Der Neusser Raum war schon vor den Römern besiedelt. Dies zeigen archäologische Funde aus dem Stadtgebiet, darunter ein rund 30.000 Jahre altes Messer aus der letzten Eiszeit.

In den ersten Jahrtausenden nach dem Ende der Eiszeit, der Mittelsteinzeit (Mesolithikum), leben die Menschen als Wildbeuter. Feuersteinabschläge und -geräte in der Erde markieren noch heute ihre Lagerplätze in Neuss, so am Norfbach, im Roseller Bruch und in der Hummelbachaue. Um 5.500 vor Christus breitet sich im Rheinland die im Vorderen Orient „erfundene“ Landwirtschaft aus – die Jungsteinzeit (Neolithikum) beginnt. Die ersten Bauern pflanzen Getreide, Bohnen und Linsen an und züchten Rinder, Schafe, Ziegen sowie Schweine.

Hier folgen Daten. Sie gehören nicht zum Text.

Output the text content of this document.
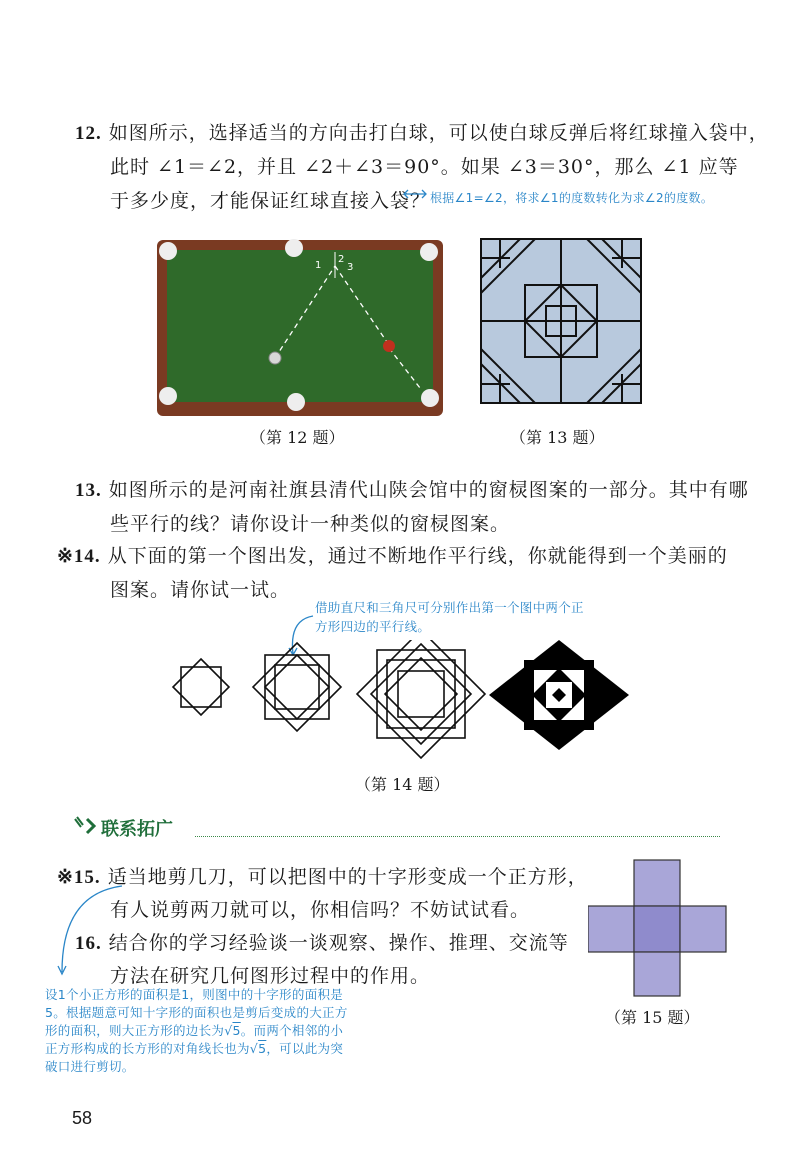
12. 如图所示，选择适当的方向击打白球，可以使白球反弹后将红球撞入袋中，
此时 ∠1＝∠2，并且 ∠2＋∠3＝90°。如果 ∠3＝30°，那么 ∠1 应等
于多少度，才能保证红球直接入袋？ 根据∠1=∠2，将求∠1的度数转化为求∠2的度数。
1
2
3
（第 12 题）	（第 13 题）
13. 如图所示的是河南社旗县清代山陕会馆中的窗棂图案的一部分。其中有哪
些平行的线？请你设计一种类似的窗棂图案。
※14. 从下面的第一个图出发，通过不断地作平行线，你就能得到一个美丽的
图案。请你试一试。
借助直尺和三角尺可分别作出第一个图中两个正
方形四边的平行线。
（第 14 题）
联系拓广
※15. 适当地剪几刀，可以把图中的十字形变成一个正方形，
有人说剪两刀就可以，你相信吗？不妨试试看。
16. 结合你的学习经验谈一谈观察、操作、推理、交流等
方法在研究几何图形过程中的作用。
设1个小正方形的面积是1，则图中的十字形的面积是
5。根据题意可知十字形的面积也是剪后变成的大正方
形的面积，则大正方形的边长为√5。而两个相邻的小
正方形构成的长方形的对角线长也为√5，可以此为突
破口进行剪切。
（第 15 题）
58
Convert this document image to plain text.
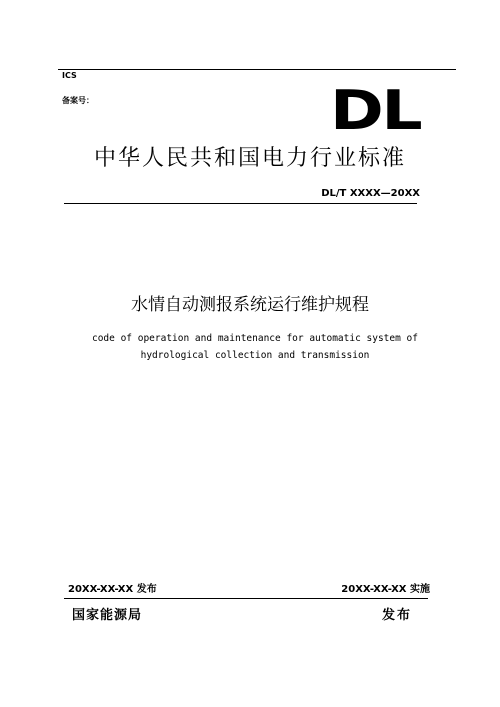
ICS
备案号：	DL
中华人民共和国电力行业标准
DL/T XXXX—20XX
水情自动测报系统运行维护规程
code of operation and maintenance for automatic system of hydrological collection and transmission
20XX-XX-XX 发布	20XX-XX-XX 实施
国家能源局	发布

Das Neusser Stadtgebiet wird erst im Mittelneolithikum kolonisiert: Siedlungsplätze sind aus Norf und Rosellen bekannt. Um 2.800 vor Christus finden die ersten Metallgegenstände ihren Weg aus dem Süden an den Rhein, aber erst um 1.800 vor Christus hat sich die Bronze, eine Legierung aus Kupfer und Zinn, als Werkstoff so etabliert, dass man die nun folgenden Jahrhunderte als Bronzezeit bezeichnet. Funde dieser Epoche sind im Neusser Stadtgebiet nur spärlich vertreten. Etwa um 700 vor Christus löst das Eisen die Bronze in ihrer Bedeutung als Werkstoff ab. Funde der älteren Vorrömischen Eisenzeit (etwa 700 bis 500 vor Christus) sind aus Allerheiligen, Reuschenberg, Selikum und Gnadental sowie aus der Neusser Innenstadt bekannt. Am Golfplatz in Norf wurden eine Siedlung und ein Friedhof der älteren Vorrömischen Eisenzeit ausgegraben.